I’d prefer a civil war in Iraq versus a semi-real religious fanatic pushing buttons. The outcome is less damaging than some form of semi-stability with Mookie alive. Leaving him alive solves problems for now, but I am less certain about down the road.
All in all, it’s a good thing that I would never be in the decision loop for killing him. We’ll just have to ride this one out.
actus is attempting to establish his credentials as a genuine intellectual, furriskey.
That he is a day late and a couple million bucks short in the attempt is proof that he remains the Talking Telephone Pole™.
TW: thing. Heh! In a post about actus. The AI is recovering, methinks.
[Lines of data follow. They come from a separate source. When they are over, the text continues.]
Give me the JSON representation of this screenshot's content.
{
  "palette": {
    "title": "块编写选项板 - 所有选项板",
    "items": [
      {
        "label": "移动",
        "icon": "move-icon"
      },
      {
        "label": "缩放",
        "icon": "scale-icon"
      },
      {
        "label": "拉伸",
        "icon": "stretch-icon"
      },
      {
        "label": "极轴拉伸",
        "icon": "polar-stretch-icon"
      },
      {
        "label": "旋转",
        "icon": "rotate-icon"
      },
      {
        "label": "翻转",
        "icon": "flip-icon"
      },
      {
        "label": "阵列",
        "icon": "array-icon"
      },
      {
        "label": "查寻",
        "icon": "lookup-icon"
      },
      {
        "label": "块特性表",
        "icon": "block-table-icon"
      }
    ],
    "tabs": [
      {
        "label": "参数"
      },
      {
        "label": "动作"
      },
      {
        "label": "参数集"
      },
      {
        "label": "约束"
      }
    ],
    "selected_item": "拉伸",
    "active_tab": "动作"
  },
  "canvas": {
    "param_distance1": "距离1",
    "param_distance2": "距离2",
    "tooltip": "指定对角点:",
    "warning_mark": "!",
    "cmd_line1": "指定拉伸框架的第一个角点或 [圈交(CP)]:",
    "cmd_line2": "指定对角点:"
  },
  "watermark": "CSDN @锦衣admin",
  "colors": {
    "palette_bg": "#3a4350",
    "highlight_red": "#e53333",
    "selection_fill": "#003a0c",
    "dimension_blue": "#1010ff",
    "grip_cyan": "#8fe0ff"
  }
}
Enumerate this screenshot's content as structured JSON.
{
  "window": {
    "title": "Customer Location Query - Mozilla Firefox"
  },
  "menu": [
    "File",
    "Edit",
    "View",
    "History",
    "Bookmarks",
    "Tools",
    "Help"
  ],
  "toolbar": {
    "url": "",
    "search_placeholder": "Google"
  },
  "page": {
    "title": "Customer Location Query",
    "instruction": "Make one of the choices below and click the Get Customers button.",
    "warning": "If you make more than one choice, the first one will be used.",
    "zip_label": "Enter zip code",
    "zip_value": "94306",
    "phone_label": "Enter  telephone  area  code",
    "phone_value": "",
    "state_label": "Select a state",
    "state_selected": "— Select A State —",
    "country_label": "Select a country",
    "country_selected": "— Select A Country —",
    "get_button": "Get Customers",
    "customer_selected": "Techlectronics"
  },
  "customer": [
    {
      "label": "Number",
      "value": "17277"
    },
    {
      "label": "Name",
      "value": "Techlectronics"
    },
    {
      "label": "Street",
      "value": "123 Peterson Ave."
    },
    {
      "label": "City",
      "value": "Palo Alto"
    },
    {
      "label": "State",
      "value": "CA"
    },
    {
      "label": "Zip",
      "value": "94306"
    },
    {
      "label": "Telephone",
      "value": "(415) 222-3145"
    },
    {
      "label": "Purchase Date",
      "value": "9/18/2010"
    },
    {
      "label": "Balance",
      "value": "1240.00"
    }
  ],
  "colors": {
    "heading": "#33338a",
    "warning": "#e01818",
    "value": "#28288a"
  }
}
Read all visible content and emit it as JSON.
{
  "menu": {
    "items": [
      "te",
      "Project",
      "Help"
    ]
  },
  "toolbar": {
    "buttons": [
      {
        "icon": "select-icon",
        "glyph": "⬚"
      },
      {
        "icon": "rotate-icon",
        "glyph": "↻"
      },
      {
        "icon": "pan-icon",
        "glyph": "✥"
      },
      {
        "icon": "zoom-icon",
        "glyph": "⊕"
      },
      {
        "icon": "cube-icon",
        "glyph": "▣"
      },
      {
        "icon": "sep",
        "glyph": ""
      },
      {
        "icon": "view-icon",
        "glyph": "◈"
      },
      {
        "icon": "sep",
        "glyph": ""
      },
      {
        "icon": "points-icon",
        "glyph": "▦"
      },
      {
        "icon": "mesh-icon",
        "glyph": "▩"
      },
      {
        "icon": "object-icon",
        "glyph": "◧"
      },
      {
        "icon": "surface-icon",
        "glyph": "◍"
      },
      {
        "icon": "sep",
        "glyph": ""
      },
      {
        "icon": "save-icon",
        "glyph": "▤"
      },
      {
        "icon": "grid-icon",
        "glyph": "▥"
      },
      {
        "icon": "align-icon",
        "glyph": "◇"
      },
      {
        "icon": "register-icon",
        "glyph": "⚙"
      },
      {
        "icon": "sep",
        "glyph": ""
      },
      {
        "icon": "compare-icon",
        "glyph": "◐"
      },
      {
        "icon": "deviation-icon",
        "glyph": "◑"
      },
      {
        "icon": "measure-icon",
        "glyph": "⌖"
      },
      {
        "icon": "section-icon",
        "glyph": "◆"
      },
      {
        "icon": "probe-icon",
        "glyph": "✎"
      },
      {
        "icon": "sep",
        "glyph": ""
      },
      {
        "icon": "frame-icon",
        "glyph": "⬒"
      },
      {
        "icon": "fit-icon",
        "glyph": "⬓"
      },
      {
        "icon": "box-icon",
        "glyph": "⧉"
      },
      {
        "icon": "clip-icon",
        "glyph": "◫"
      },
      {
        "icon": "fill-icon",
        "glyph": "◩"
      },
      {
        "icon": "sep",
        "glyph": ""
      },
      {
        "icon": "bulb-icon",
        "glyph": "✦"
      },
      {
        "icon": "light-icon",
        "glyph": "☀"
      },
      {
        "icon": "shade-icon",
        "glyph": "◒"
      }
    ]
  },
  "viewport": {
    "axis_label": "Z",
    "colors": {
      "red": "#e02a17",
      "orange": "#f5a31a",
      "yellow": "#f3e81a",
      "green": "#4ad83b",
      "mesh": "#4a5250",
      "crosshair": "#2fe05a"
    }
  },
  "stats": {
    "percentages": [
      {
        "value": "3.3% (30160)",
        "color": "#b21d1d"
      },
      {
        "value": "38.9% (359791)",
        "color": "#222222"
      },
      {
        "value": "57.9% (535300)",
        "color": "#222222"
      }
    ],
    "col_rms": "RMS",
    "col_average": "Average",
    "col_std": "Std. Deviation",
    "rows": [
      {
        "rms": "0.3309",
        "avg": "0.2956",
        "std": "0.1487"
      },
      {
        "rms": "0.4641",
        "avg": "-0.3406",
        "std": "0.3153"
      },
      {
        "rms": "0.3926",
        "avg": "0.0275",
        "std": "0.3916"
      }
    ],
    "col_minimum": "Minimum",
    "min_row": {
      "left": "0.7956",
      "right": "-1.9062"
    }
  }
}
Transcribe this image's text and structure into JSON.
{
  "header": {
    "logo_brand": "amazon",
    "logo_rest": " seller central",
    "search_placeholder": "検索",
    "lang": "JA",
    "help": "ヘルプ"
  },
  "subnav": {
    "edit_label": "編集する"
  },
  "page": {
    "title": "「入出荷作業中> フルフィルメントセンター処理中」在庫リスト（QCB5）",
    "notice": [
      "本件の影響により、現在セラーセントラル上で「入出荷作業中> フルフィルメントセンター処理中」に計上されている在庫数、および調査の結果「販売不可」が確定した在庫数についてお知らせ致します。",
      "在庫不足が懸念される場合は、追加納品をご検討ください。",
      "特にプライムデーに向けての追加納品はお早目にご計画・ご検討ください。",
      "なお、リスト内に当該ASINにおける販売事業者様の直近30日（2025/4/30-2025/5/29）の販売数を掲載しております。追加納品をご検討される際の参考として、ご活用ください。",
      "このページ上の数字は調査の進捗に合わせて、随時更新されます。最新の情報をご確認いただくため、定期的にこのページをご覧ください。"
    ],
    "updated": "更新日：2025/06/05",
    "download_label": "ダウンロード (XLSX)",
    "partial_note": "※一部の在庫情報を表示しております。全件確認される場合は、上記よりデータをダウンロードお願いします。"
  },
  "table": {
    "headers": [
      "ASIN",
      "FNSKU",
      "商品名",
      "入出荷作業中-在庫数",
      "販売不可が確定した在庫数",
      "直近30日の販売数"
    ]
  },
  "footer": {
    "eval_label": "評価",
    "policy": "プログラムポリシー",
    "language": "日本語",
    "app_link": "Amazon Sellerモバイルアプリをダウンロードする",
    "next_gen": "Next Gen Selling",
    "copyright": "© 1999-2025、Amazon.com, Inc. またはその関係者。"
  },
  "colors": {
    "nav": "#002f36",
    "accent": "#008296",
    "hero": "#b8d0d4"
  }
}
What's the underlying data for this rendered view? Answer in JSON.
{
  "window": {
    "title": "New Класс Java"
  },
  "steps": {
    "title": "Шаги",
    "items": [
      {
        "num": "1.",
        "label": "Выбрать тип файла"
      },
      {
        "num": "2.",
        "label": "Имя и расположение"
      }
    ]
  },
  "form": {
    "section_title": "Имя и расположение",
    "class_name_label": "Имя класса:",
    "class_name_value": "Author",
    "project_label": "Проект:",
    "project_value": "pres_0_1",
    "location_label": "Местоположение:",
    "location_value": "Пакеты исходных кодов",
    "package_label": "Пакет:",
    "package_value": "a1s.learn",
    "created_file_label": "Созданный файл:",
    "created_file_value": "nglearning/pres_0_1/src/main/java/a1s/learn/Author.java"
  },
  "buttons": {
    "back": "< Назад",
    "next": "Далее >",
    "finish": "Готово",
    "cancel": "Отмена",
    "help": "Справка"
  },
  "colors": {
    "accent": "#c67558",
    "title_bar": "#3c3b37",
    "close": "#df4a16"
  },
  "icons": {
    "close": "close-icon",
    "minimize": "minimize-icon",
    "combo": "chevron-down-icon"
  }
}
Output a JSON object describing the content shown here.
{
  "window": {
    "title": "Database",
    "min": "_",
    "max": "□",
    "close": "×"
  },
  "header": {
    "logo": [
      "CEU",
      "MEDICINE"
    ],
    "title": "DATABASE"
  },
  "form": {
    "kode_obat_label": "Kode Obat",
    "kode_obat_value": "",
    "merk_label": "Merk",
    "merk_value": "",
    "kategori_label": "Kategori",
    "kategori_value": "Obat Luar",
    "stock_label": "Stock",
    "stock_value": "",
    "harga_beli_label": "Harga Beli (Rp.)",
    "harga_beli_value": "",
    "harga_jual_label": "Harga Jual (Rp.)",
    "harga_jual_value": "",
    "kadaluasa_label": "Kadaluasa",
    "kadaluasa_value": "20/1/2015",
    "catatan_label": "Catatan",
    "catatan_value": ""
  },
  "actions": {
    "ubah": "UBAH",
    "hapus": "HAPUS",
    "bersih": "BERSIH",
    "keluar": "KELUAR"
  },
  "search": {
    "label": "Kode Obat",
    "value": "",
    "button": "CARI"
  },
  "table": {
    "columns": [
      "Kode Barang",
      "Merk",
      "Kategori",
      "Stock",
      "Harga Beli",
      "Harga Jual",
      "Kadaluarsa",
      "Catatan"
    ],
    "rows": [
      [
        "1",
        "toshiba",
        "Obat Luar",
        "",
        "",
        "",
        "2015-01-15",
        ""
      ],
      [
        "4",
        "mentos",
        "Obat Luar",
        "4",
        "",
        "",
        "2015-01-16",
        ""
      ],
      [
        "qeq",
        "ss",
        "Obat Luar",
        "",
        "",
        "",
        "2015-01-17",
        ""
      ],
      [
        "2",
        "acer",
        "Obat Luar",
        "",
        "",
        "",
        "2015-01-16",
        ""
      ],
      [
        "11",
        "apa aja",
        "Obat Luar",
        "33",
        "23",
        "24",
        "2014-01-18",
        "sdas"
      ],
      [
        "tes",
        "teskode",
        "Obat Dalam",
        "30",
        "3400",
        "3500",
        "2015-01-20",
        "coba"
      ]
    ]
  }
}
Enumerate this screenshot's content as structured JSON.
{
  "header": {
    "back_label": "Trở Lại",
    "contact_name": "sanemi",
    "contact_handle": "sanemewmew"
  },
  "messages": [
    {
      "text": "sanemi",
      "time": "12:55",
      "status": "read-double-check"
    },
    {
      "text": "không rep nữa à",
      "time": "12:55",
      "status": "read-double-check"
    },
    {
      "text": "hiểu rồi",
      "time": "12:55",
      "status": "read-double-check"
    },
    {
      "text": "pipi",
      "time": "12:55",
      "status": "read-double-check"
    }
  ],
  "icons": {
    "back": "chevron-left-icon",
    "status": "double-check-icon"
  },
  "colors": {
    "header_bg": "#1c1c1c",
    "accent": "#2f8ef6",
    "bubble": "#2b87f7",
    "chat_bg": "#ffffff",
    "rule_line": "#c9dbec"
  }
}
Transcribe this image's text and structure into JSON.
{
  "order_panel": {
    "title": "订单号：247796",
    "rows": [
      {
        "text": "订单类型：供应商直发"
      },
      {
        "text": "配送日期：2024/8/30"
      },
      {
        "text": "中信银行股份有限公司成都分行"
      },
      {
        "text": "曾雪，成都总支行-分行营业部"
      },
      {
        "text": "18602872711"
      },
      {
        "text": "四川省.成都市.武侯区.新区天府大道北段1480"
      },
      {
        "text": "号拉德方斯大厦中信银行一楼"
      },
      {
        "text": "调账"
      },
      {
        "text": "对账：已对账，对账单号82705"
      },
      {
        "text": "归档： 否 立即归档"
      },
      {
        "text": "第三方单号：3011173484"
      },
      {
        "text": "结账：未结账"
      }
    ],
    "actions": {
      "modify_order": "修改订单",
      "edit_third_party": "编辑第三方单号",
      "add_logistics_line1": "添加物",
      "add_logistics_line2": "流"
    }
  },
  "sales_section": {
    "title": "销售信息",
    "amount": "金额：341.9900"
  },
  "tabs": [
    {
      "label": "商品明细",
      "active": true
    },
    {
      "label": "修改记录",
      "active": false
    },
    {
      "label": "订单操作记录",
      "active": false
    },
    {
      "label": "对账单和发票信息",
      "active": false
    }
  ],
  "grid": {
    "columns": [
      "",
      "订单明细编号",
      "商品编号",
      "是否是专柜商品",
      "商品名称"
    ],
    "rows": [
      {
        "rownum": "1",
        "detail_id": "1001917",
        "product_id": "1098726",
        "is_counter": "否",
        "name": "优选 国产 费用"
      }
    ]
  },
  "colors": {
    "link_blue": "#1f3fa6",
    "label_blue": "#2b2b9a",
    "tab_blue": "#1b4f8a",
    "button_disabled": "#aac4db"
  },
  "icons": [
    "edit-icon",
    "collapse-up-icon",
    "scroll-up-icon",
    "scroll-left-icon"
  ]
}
Like dubya is rumomred to have said, the problem with the french is they don’t have a word for entrepreneur.
That does help to show that invasion by america sucks for your people. But they must like some expression of majoritarianism in Iraq, knowing that the majority has some of the same enemies they do: baathist sunnis.
Dude, it was in Harpers. Not so intellectual.
woof. woof.
No, no. This isn’t the proper approach. The proper approach is to praise actus for taking the time to use capitalization and punctuation, and for expressing nearly complete ideas.
Good actus! You get a cookie!
Actus = St. Mary’s 5th grade CYO basketball team
Ric Locke = 1995-96 Chicago Bulls
It’s really NOT very fair. Is it?
tw: result
The result is not very favorable for actus.